Ekonom telah memperingatkan keadaan ekonomi global dalam beberapa bulan terakhir merujuk sejumlah masalah yang berdampak pada pertumbuhan.
Pekan lalu, Bank Dunia (World Bank) mengatakan bahwa ekonomi global hampir jatuh ke dalam resesi. Ramalan terbaru disebabkan sejumlah faktor yang berasal dari invasi Rusia ke Ukraina dan dampak pandemi.

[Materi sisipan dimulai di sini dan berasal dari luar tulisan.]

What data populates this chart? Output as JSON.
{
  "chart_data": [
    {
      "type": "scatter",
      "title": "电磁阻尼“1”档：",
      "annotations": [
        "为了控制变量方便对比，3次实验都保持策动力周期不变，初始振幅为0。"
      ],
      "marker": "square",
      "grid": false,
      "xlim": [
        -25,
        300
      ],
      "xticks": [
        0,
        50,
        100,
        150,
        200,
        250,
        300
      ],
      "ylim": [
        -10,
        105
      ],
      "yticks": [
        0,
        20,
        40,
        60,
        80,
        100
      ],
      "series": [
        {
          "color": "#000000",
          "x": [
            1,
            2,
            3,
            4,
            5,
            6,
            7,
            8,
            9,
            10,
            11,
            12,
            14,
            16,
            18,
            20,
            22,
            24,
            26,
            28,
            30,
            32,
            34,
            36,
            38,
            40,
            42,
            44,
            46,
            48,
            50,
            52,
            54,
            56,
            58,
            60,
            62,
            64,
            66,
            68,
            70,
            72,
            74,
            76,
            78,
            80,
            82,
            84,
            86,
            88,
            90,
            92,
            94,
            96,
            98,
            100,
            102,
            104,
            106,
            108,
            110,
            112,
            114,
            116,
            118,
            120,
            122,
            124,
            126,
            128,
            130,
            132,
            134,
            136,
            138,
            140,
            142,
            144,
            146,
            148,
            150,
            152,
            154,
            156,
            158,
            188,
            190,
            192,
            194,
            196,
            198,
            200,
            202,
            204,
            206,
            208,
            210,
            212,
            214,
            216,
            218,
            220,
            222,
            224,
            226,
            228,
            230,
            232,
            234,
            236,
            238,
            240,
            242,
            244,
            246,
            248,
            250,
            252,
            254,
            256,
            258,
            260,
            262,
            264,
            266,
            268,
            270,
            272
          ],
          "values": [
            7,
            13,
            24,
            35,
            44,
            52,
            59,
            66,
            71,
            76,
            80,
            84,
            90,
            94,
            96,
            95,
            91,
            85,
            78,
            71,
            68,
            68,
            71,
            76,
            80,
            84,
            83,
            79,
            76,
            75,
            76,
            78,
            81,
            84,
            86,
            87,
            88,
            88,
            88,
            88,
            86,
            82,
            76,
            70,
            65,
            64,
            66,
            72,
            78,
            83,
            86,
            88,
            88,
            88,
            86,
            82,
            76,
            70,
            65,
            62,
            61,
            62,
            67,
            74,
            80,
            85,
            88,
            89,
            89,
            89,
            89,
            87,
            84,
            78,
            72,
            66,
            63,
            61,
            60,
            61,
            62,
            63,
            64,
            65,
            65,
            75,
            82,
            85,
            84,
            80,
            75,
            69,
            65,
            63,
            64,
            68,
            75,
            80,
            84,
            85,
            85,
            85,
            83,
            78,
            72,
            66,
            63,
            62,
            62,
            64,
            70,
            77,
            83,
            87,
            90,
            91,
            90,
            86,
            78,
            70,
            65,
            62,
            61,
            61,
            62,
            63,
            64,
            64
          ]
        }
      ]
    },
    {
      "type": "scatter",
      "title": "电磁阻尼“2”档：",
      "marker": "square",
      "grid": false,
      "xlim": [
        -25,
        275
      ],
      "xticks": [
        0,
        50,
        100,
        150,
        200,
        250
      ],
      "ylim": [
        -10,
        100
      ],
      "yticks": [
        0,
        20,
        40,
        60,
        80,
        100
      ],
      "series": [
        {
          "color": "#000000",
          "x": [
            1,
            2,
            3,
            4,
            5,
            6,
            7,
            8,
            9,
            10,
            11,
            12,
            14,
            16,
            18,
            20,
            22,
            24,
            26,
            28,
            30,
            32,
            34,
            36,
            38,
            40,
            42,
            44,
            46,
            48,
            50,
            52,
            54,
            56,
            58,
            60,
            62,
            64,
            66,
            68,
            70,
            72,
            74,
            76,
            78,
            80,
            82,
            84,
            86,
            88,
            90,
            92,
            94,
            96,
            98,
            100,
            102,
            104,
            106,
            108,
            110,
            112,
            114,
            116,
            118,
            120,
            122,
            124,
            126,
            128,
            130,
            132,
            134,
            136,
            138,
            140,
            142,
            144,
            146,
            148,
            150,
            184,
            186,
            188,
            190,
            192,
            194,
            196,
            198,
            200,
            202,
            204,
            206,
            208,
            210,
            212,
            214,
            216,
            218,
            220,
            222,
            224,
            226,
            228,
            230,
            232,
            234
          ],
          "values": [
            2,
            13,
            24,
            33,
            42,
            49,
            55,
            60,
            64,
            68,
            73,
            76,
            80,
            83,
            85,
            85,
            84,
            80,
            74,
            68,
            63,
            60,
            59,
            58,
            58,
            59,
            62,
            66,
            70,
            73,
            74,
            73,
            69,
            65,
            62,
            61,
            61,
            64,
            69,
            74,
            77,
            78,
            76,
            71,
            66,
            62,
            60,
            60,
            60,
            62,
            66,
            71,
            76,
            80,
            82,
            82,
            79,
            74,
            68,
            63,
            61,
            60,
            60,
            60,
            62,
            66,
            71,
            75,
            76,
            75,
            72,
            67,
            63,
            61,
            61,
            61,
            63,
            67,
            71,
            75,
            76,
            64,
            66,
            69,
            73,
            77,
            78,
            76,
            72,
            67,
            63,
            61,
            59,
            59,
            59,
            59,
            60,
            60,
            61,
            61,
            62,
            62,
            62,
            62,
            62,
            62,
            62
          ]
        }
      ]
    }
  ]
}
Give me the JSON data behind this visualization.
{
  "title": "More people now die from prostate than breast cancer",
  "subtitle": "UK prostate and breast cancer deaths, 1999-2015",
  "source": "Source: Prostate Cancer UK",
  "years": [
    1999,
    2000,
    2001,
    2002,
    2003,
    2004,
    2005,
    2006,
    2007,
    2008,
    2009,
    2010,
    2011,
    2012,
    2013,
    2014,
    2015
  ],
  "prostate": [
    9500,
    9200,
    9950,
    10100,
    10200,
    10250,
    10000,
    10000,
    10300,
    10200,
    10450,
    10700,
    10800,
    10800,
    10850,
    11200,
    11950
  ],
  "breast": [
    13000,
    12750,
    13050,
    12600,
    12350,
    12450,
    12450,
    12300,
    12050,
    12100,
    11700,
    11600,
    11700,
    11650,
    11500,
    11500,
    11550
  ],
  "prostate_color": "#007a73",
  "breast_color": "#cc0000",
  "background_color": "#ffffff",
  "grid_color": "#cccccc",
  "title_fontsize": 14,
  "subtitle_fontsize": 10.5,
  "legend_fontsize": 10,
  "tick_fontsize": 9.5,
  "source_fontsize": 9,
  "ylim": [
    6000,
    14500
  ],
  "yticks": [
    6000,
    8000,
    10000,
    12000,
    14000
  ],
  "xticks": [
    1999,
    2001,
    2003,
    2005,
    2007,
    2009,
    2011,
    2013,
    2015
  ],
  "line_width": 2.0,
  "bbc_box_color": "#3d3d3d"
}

Amerika Serikat (AS), zona euro dan China merupakan tiga bagian paling berpengaruh di dunia untuk pertumbuhan ekonomi. Seluruhnya mengalami periode kelemahan nyata.
Perlambatan turut memperburuk masalah yang dihadapi oleh negara-negara miskin. PDB adalah ukuranatau upaya untuk mengukur seluruh aktivitas pemerintah, perusahaan, dan individu di suatu negara. Hal itu membantu bisnis untuk menilai kapan harus memperluas dan mempekerjakan lebih banyak orang, dan bagi pemerintah untuk menentukan berapa banyak pajak dan pengeluaran.
Biro Statistik Nasional China melaporkan harga rumah baru turun selama lima bulan berturut-turut di bulan Desember. Harga di bulan terakhir tahun 2022 turun 0,2% dari bulan sebelumnya karena wabah Covid-19 di seluruh negeri mengurangi permintaan.
Pekan lalu, Direktur Pelaksana Dana Moneter Internasional (IMF) Kristalina Georgieva mendesak Beijing untuk terus membuka kembali ekonominya.
"Yang paling penting adalah agar China tetap berada di jalurnya, tidak mundur dari pembukaan kembali itu," kata Georgieva. "Jika mereka tetap pada jalurnya, pada pertengahan tahun atau sekitar itu, China akan menjadi kontributor positif untuk rata-rata pertumbuhan global," tambahnya.
Lihat SINDOgrafis: Pertama Kali di China, Xi Jinping Jabat Tiga Periode
Ekonom Utama pada S&P Global Market Intelligence Yating Xu mengatakan telah melihat tanda-tanda pemulihan bertahap dalam aktivitas konsumen China sejak dibuka kembali.
"Sikap pro-pertumbuhan pemerintah yang meningkat, dan pemulihan ekonomi memasuki 2023 mengurangi kemungkinan pembalikan kebijakan pandemi," jelas dia.
"Namun, pembukaan kembali secara penuh perbatasan China daratan kemungkinan akan ditunda sampai pembatasan internasional terhadap perjalanan yang berasal dari China dicabut," kata Yating Xu.